"A television reporter and cameraman follow emergency workers into a dark apartment building and are quickly locked inside with something terrifying."
In preparation for my next podcast, I rewatched "[REC]" yesterday, started making some notes, and then realised that I had never written a review of it. So, only about 5 years too late, here's my review of "[REC]".
The first thing which I noticed was that the skinny, rabbit-toothed reporter, Ángela Vidal, was really two-faced. I think this was a very well observed piece of filmmaking and definitely a criticism of all those TV journalists who act all friendly (and a bit stupid) but are quite ruthless underneath. Ángela Vidal, played by Manuela Velasco, came across as someone who thought that she was better than everyone else, who considered that the job was beneath her, and was completely narcissistic. Apart from her sexy upper arms, I didn't like anything about her.
As far as eyecandy in the movie went, I thought that Maria Lanau who played Mari Carmen, the little girl's hysterical mother, was much better looking than Manuela Velasco. Well, she was until she got bitten anyway. Maybe it's because she reminded me slightly of uber hot Belén Rueda who is around the same age and equally well preserved.
Unfortunately, Ángela dominated this film. I don't think there were more than 5 of the 120 minutes where she wasn't on screen, and she was a very annoying character. If she wasn't acting in a controlling way or redundantly telling the cameraman to film things, she was screeching at the top of her voice. I'm glad I had subtitles and could turn the volume down.
|"Eeeeh, what's up, Doc?"|
As for the story, for another faux found footage movie, it wasn't bad. I was a bit annoyed by what I would call "linear gameplay" since a lot of the characters' actions involved going backwards and forwards over the same ground just like in a "Resident Evil" game.
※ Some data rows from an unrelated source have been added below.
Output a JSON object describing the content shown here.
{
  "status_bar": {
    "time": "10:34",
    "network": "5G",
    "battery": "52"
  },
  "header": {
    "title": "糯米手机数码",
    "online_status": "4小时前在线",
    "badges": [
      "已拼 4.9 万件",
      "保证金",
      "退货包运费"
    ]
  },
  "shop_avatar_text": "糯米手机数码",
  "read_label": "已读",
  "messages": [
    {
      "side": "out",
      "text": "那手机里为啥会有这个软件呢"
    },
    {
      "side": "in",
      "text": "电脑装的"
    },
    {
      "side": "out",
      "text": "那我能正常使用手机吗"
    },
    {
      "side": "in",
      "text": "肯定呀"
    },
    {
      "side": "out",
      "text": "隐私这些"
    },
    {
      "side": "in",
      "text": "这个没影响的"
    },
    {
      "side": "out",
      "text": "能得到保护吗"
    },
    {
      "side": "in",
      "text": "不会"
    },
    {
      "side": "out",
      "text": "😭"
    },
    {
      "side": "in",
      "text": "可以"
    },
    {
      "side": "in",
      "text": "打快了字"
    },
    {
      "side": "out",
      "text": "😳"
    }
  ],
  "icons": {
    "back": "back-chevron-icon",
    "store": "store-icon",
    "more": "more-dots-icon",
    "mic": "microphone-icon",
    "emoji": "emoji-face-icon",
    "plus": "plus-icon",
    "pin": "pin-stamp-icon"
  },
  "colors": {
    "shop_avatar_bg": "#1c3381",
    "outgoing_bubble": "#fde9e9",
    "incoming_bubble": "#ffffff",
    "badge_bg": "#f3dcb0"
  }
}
Actually, it also reminded me of "Doom" and "Quake" in the way that it was all a lot of running through corridors, or up and down stairs, collecting an item at point A to be used at point B, and unlocking doors etc. The video game influence on "[REC]" was blatantly obvious.
Among all the outstanding gore and make-up effects, there were even a couple of jump scares which actually got me. Both involved the little girl, Jennifer, once she had turned rabid. I didn't find the atmosphere to be particularly creepy, and there wasn't any tension, but the jump scares just happened so unexpectedly that they caught me off guard.
Of course, there were several plot holes which almost spoilt my enjoyment of "[REC]" including how Max, the little girl's dog, got infected when the Portuguese girl had been locked away for years with no contact with any of the other residents of the building. The old woman who was said to have cats didn't actually have any cats roaming around her apartment either which was a huge disappointment for me.
The revelation that the rabies-like virus which was turning everyone into zombies was supernatural in origin was a bit hard to believe so I can see why "Quarantine" (2008), the American remake, left that part out. Having to use newspaper clippings and an old-fashioned tape recorder to explain why everything was happening was either an homage to "The Evil Dead" (1981) or, more likely, was something else borrowed from computer games.
Even though it had a lot of faults, I was actually quite entertained and really enjoyed rewatching "[REC]". It was nicely paced, not so obviously staged as "Quarantine", and it looked the part. Due to the subject matter, it was totally unbelievable as a "found footage" film, but I'll still rate it as average.